With regard to your questions:

The Basal Ganglia (BG) network is a recurrent network, so it’s a fairly complex system. I’m not entirely sure what you mean by “code execution order”, but I take it to mean that you are asking how information flows within the BG network? If that is what you are asking, this paper explains the details of the BG network. Note that the BG network in Nengo is a Nengo adaptation of the BG network presented by Gurney, Prescott and Redgrave in their 2001 paper (google scholar link).

I’m not sure what you mean by this question too. The Nengo BG network (as with all other built in networks in Nengo) are initialized with randomly generated neuron properties. This being the case, the weights between the neural ensembles are all “tuned” when the model is built (and each time you build the model, it generates a new set of neurons and “tunes” a new set of weights). By default, Nengo uses the NEF algorithm to “tune” (we use the words “solve”) for these weights. You can read a summary of the NEF algorithm here, or in detail in the Neural Engineering book.

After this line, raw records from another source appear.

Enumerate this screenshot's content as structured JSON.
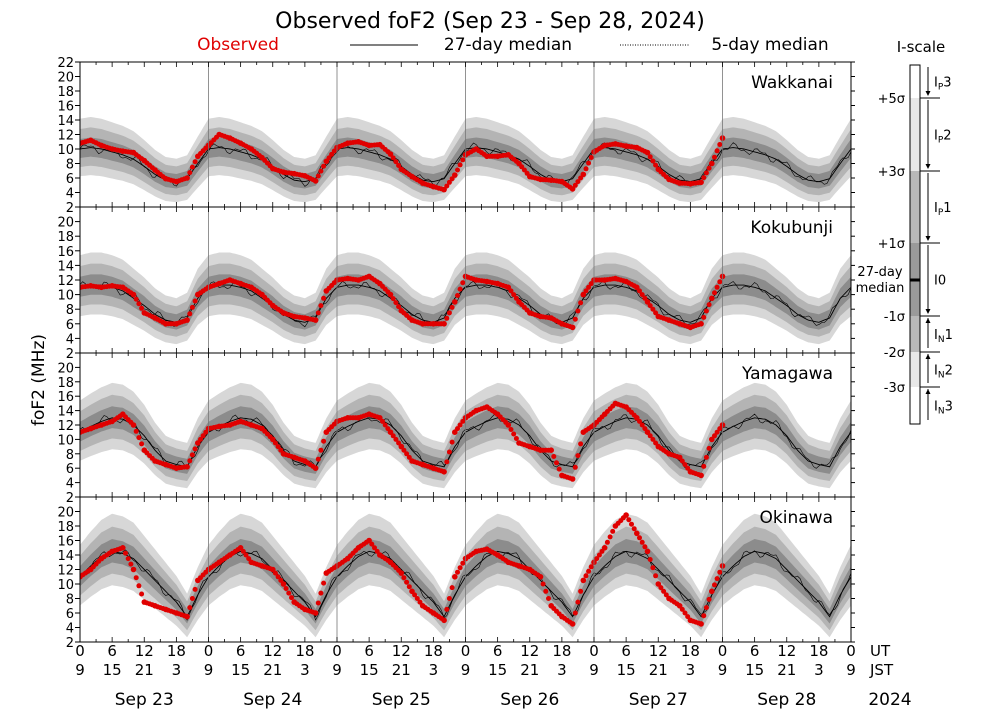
{
  "title": "Observed foF2 (Sep 23 - Sep 28, 2024)",
  "legend": {
    "observed": "Observed",
    "median27": "27-day median",
    "median5": "5-day median",
    "colors": {
      "observed": "#e00000",
      "median": "#000000",
      "band1": "#8c8c8c",
      "band2": "#b4b4b4",
      "band3": "#d7d7d7"
    }
  },
  "y_axis_label": "foF2 (MHz)",
  "x_axis": {
    "ut_label": "UT",
    "jst_label": "JST",
    "ut_ticks": [
      "0",
      "6",
      "12",
      "18",
      "0",
      "6",
      "12",
      "18",
      "0",
      "6",
      "12",
      "18",
      "0",
      "6",
      "12",
      "18",
      "0",
      "6",
      "12",
      "18",
      "0",
      "6",
      "12",
      "18",
      "0"
    ],
    "jst_ticks": [
      "9",
      "15",
      "21",
      "3",
      "9",
      "15",
      "21",
      "3",
      "9",
      "15",
      "21",
      "3",
      "9",
      "15",
      "21",
      "3",
      "9",
      "15",
      "21",
      "3",
      "9",
      "15",
      "21",
      "3",
      "9"
    ],
    "dates": [
      "Sep 23",
      "Sep 24",
      "Sep 25",
      "Sep 26",
      "Sep 27",
      "Sep 28"
    ],
    "year": "2024"
  },
  "iscale": {
    "title": "I-scale",
    "sigma_labels": [
      "+5σ",
      "+3σ",
      "+1σ",
      "27-day median",
      "-1σ",
      "-2σ",
      "-3σ"
    ],
    "class_labels": [
      {
        "base": "I",
        "sub": "P",
        "num": "3"
      },
      {
        "base": "I",
        "sub": "P",
        "num": "2"
      },
      {
        "base": "I",
        "sub": "P",
        "num": "1"
      },
      {
        "base": "I0",
        "sub": "",
        "num": ""
      },
      {
        "base": "I",
        "sub": "N",
        "num": "1"
      },
      {
        "base": "I",
        "sub": "N",
        "num": "2"
      },
      {
        "base": "I",
        "sub": "N",
        "num": "3"
      }
    ]
  },
  "chart_data": {
    "type": "scatter",
    "title": "Observed foF2 (Sep 23 - Sep 28, 2024)",
    "ylabel": "foF2 (MHz)",
    "x_unit": "hours UT since Sep 23 00:00",
    "xlim": [
      0,
      144
    ],
    "panels": [
      {
        "name": "Wakkanai",
        "ylim": [
          2,
          22
        ],
        "yticks": [
          "2",
          "4",
          "6",
          "8",
          "10",
          "12",
          "14",
          "16",
          "18",
          "20",
          "22"
        ],
        "median27": {
          "x": [
            0,
            2,
            4,
            6,
            8,
            10,
            12,
            14,
            16,
            18,
            20,
            22,
            24
          ],
          "y": [
            10.0,
            10.2,
            10.0,
            9.6,
            9.2,
            8.6,
            7.6,
            6.5,
            5.7,
            5.5,
            5.9,
            8.0,
            10.0
          ]
        },
        "observed": {
          "x": [
            0,
            2,
            4,
            6,
            8,
            10,
            12,
            14,
            16,
            18,
            20,
            22,
            24,
            26,
            28,
            30,
            32,
            34,
            36,
            38,
            40,
            42,
            44,
            46,
            48,
            50,
            52,
            54,
            56,
            58,
            60,
            62,
            64,
            66,
            68,
            70,
            72,
            74,
            76,
            78,
            80,
            82,
            84,
            86,
            88,
            90,
            92,
            94,
            96,
            98,
            100,
            102,
            104,
            106,
            108,
            110,
            112,
            114,
            116,
            118,
            120
          ],
          "y": [
            10.8,
            11.2,
            10.5,
            10.0,
            9.7,
            9.5,
            8.4,
            7.1,
            5.9,
            5.5,
            6.0,
            9.0,
            10.5,
            12.0,
            11.5,
            10.8,
            10.0,
            8.8,
            7.3,
            6.8,
            6.6,
            6.3,
            5.6,
            8.3,
            10.2,
            10.8,
            11.0,
            10.5,
            10.6,
            9.3,
            7.2,
            6.2,
            5.3,
            4.8,
            4.4,
            6.4,
            9.2,
            10.0,
            9.0,
            9.0,
            9.2,
            8.0,
            6.2,
            5.8,
            5.7,
            5.5,
            4.5,
            6.5,
            9.6,
            10.5,
            10.7,
            10.4,
            10.2,
            9.5,
            7.2,
            5.8,
            5.3,
            5.2,
            5.4,
            8.0,
            11.5
          ]
        }
      },
      {
        "name": "Kokubunji",
        "ylim": [
          2,
          22
        ],
        "yticks": [
          "2",
          "4",
          "6",
          "8",
          "10",
          "12",
          "14",
          "16",
          "18",
          "20"
        ],
        "median27": {
          "x": [
            0,
            2,
            4,
            6,
            8,
            10,
            12,
            14,
            16,
            18,
            20,
            22,
            24
          ],
          "y": [
            11.0,
            11.3,
            11.3,
            11.0,
            10.5,
            9.5,
            8.5,
            7.3,
            6.5,
            6.2,
            6.8,
            9.5,
            11.0
          ]
        },
        "observed": {
          "x": [
            0,
            2,
            4,
            6,
            8,
            10,
            12,
            14,
            16,
            18,
            20,
            22,
            24,
            26,
            28,
            30,
            32,
            34,
            36,
            38,
            40,
            42,
            44,
            46,
            48,
            50,
            52,
            54,
            56,
            58,
            60,
            62,
            64,
            66,
            68,
            70,
            72,
            74,
            76,
            78,
            80,
            82,
            84,
            86,
            88,
            90,
            92,
            94,
            96,
            98,
            100,
            102,
            104,
            106,
            108,
            110,
            112,
            114,
            116,
            118,
            120
          ],
          "y": [
            11.0,
            11.2,
            11.0,
            11.2,
            11.0,
            10.0,
            7.5,
            6.8,
            6.0,
            6.0,
            6.5,
            10.0,
            11.0,
            11.5,
            12.0,
            11.5,
            11.0,
            10.0,
            8.5,
            7.5,
            7.0,
            6.8,
            6.5,
            10.5,
            12.0,
            12.2,
            12.0,
            12.5,
            11.5,
            10.0,
            7.8,
            6.5,
            6.0,
            6.0,
            6.0,
            9.0,
            12.5,
            12.0,
            11.8,
            11.5,
            11.0,
            9.0,
            7.5,
            7.0,
            6.8,
            6.0,
            5.5,
            10.0,
            12.0,
            12.0,
            12.2,
            11.8,
            11.0,
            9.0,
            7.0,
            6.5,
            6.0,
            5.5,
            6.0,
            9.5,
            12.5
          ]
        }
      },
      {
        "name": "Yamagawa",
        "ylim": [
          2,
          22
        ],
        "yticks": [
          "2",
          "4",
          "6",
          "8",
          "10",
          "12",
          "14",
          "16",
          "18",
          "20"
        ],
        "median27": {
          "x": [
            0,
            2,
            4,
            6,
            8,
            10,
            12,
            14,
            16,
            18,
            20,
            22,
            24
          ],
          "y": [
            11.0,
            11.8,
            12.5,
            13.0,
            12.8,
            12.0,
            10.5,
            8.5,
            7.0,
            6.5,
            6.2,
            9.0,
            11.0
          ]
        },
        "observed": {
          "x": [
            0,
            2,
            4,
            6,
            8,
            10,
            12,
            14,
            16,
            18,
            20,
            22,
            24,
            26,
            28,
            30,
            32,
            34,
            36,
            38,
            40,
            42,
            44,
            46,
            48,
            50,
            52,
            54,
            56,
            58,
            60,
            62,
            64,
            66,
            68,
            70,
            72,
            74,
            76,
            78,
            80,
            82,
            84,
            86,
            88,
            90,
            92,
            94,
            96,
            98,
            100,
            102,
            104,
            106,
            108,
            110,
            112,
            114,
            116,
            118,
            120
          ],
          "y": [
            11.0,
            11.5,
            12.0,
            12.5,
            13.5,
            12.0,
            8.5,
            7.0,
            6.5,
            6.0,
            6.2,
            9.5,
            11.5,
            11.8,
            12.0,
            12.5,
            12.0,
            11.5,
            10.0,
            8.0,
            7.5,
            7.0,
            6.0,
            11.0,
            12.5,
            13.0,
            13.0,
            13.5,
            13.0,
            11.0,
            9.0,
            7.0,
            6.5,
            6.0,
            5.5,
            11.0,
            13.0,
            14.0,
            14.5,
            13.5,
            12.0,
            9.5,
            9.0,
            8.5,
            8.5,
            5.0,
            4.5,
            11.0,
            12.0,
            13.5,
            15.0,
            14.5,
            13.0,
            11.0,
            9.0,
            8.0,
            7.5,
            5.5,
            5.0,
            10.0,
            12.0
          ]
        }
      },
      {
        "name": "Okinawa",
        "ylim": [
          2,
          22
        ],
        "yticks": [
          "2",
          "4",
          "6",
          "8",
          "10",
          "12",
          "14",
          "16",
          "18",
          "20"
        ],
        "median27": {
          "x": [
            0,
            2,
            4,
            6,
            8,
            10,
            12,
            14,
            16,
            18,
            20,
            22,
            24
          ],
          "y": [
            11.0,
            12.5,
            13.8,
            14.5,
            14.2,
            13.5,
            12.0,
            10.5,
            9.0,
            7.5,
            5.5,
            8.5,
            11.0
          ]
        },
        "observed": {
          "x": [
            0,
            2,
            4,
            6,
            8,
            10,
            12,
            14,
            16,
            18,
            20,
            22,
            24,
            26,
            28,
            30,
            32,
            34,
            36,
            38,
            40,
            42,
            44,
            46,
            48,
            50,
            52,
            54,
            56,
            58,
            60,
            62,
            64,
            66,
            68,
            70,
            72,
            74,
            76,
            78,
            80,
            82,
            84,
            86,
            88,
            90,
            92,
            94,
            96,
            98,
            100,
            102,
            104,
            106,
            108,
            110,
            112,
            114,
            116,
            118,
            120
          ],
          "y": [
            11.0,
            12.0,
            13.5,
            14.5,
            15.0,
            12.0,
            7.5,
            7.0,
            6.5,
            6.0,
            5.5,
            10.5,
            12.0,
            13.0,
            14.0,
            15.0,
            13.0,
            12.5,
            12.0,
            10.0,
            7.5,
            6.5,
            6.0,
            11.5,
            12.5,
            13.5,
            15.0,
            16.0,
            14.0,
            13.0,
            11.5,
            9.0,
            7.0,
            6.0,
            5.0,
            11.0,
            13.5,
            14.5,
            14.8,
            14.0,
            13.0,
            12.5,
            12.0,
            11.0,
            7.0,
            5.5,
            4.5,
            10.5,
            13.0,
            15.0,
            18.0,
            19.5,
            17.0,
            14.5,
            10.0,
            8.0,
            7.0,
            5.0,
            4.5,
            9.0,
            12.5
          ]
        }
      }
    ]
  }
}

The number of dimensions chosen to represent the SPA symbols is generally decided upon by the person designing the network. If the network needs to work with a lot of symbols, a higher dimensionality is used. If you are familiar with programming, you can think of the dimensionality as being similar to the number of bits used in a numerical representation (e.g., 8-bit integer vs 16-bit integer). A larger dimensionality allows you to represent more symbols in the same space without the symbols overlapping or clashing with each other.

When designing networks, we typically start out with a dimensionality of 16 or 32. As the network is fleshed out, and the performance is evaluated, we increase the dimensionality as needed to achieve a desired performance.

Yes, the source code for the BG network in Nengo can be found here.